An inspection is taking place at the Redmill Care Home which is operated by HC-One in East Whitburn after the recent cluster where 33 residents have tested positive.

The firm said only one of those is still in their 14-day isolation, while eight staff are also either positive or self-isolating.

Scottish Labour’s Neil Findlay has repeatedly called for an urgent Care Inspectorate investigation at Redmill in the last few weeks and raised concerns at the Scottish Parliament on Tuesday.

The Lothian MSP said: “The situation at Redmill is heartbreaking.

“Families indeed have raised the lack of communication with them and the lack of answers to very basic questions such as ‘has my mum or dad been tested’, ‘when was she tested’, ‘what was the result’ or ‘why am I finding out more information from the media than HC-One’.

“HC-One have provided more information to me than NHS Lothian or the Health and Social Care Partnership or the Care Inspectorate combined.

“Families should not have to write to you, indeed they shouldn’t even have to write to me, to get these answers.”

Health Secretary Jeane Freeman announced the Care Inspectorate was closely monitoring the home, with the inspection taking place on Tuesday after Monday’s unannounced visit.
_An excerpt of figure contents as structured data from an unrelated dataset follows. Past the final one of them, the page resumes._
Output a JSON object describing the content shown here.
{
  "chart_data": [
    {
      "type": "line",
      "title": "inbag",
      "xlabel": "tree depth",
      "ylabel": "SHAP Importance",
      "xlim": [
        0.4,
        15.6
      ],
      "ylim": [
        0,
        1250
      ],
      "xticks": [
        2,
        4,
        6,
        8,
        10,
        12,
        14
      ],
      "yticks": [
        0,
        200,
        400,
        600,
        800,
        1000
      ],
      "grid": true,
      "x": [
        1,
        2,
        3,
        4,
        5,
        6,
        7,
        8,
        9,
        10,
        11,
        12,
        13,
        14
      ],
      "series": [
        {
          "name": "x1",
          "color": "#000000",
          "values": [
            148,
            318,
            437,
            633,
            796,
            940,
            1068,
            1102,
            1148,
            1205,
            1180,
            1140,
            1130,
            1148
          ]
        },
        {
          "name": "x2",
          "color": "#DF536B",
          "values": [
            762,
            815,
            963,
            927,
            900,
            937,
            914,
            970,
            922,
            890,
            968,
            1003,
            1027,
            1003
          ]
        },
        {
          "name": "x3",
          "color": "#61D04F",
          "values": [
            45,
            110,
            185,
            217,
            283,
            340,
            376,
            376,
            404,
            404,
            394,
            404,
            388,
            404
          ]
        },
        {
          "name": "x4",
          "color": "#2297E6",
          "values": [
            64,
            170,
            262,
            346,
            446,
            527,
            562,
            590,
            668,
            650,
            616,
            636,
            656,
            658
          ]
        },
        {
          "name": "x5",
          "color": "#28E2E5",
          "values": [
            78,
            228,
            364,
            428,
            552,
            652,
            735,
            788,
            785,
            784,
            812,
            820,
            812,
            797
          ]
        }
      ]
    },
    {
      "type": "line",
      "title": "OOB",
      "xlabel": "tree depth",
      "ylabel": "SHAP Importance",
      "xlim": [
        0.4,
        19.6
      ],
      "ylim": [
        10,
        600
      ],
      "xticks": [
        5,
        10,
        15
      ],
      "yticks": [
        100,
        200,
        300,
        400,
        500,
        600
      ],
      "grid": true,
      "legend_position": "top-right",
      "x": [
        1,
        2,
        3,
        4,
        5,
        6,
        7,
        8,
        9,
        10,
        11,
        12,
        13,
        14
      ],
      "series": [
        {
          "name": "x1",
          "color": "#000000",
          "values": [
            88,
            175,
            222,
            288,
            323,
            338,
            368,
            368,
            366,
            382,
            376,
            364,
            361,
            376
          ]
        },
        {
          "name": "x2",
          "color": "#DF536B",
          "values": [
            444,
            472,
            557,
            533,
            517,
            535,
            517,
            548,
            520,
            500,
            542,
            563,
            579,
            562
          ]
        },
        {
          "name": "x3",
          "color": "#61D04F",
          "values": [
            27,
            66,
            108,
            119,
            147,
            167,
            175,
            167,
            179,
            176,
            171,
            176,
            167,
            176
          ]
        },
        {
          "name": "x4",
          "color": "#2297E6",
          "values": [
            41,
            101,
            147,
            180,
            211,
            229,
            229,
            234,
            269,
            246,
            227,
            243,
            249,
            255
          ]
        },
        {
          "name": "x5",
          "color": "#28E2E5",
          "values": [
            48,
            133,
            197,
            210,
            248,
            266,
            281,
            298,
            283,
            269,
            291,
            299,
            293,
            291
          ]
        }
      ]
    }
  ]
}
Replying to Mr Findlay, she said: “My first response to that and the thoughts of government are with the residents and staff and the families with loved ones at Redmill at this time, and our condolences go to those families who’ve sadly lost relatives.

“There are a number of issues that do need to be addressed; the Care Inspectorate will provide me with their view following their second inspection, the return inspection which as I said is happening yesterday and today, on what level of improvement is required.
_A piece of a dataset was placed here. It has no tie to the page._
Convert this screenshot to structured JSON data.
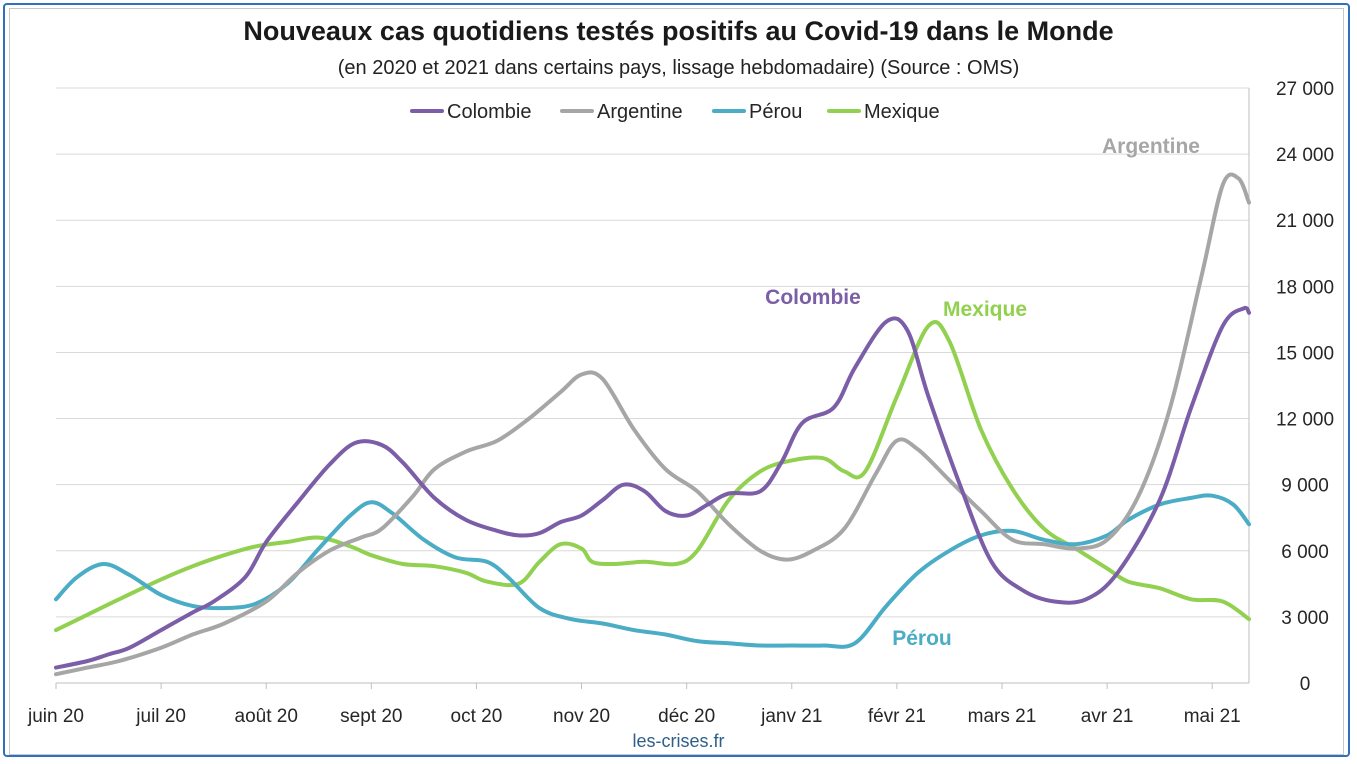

“My understanding is that at the moment, a health protection team are in the home twice a week to test residents and staff, but it does feel to me in this as in other areas that communication with residents and their families in particular, and indeed with staff, could be considerably improved.

“I agree families should not have to write to me but if it is the case that HC-One is giving Mr Findlay more information than either NHS Lothian or the Health and Social Care Partnership, then HC-One should be giving that information to families without waiting to be asked and without having to use Mr Findlay as a conduit to do that.

“HC-One has a clear responsibility here as the provider to provide that information to the residents and families in the care home for which they are receiving money to run and make sure that care home is properly provided for.”

NHS Lothian is also leading an investigation into the outbreak at Redmill and another at Milford House Care Home in Edinburgh.

It comes as solicitors representing the families of residents who died at Home Farm Care Home on Skye called for HC-One, its former operator, to be more transparent in its handling of outbreaks.

A total of 10 deaths were recorded – with 30 residents and 29 staff testing positive – in May at the home, which was bought by NHS Highland in a move financed by the Scottish Government.

Pamela Rodgers, associate at PBW Law which is representing multiple families of Home Farm residents, described the latest outbreak at Redmill as “history repeating itself”.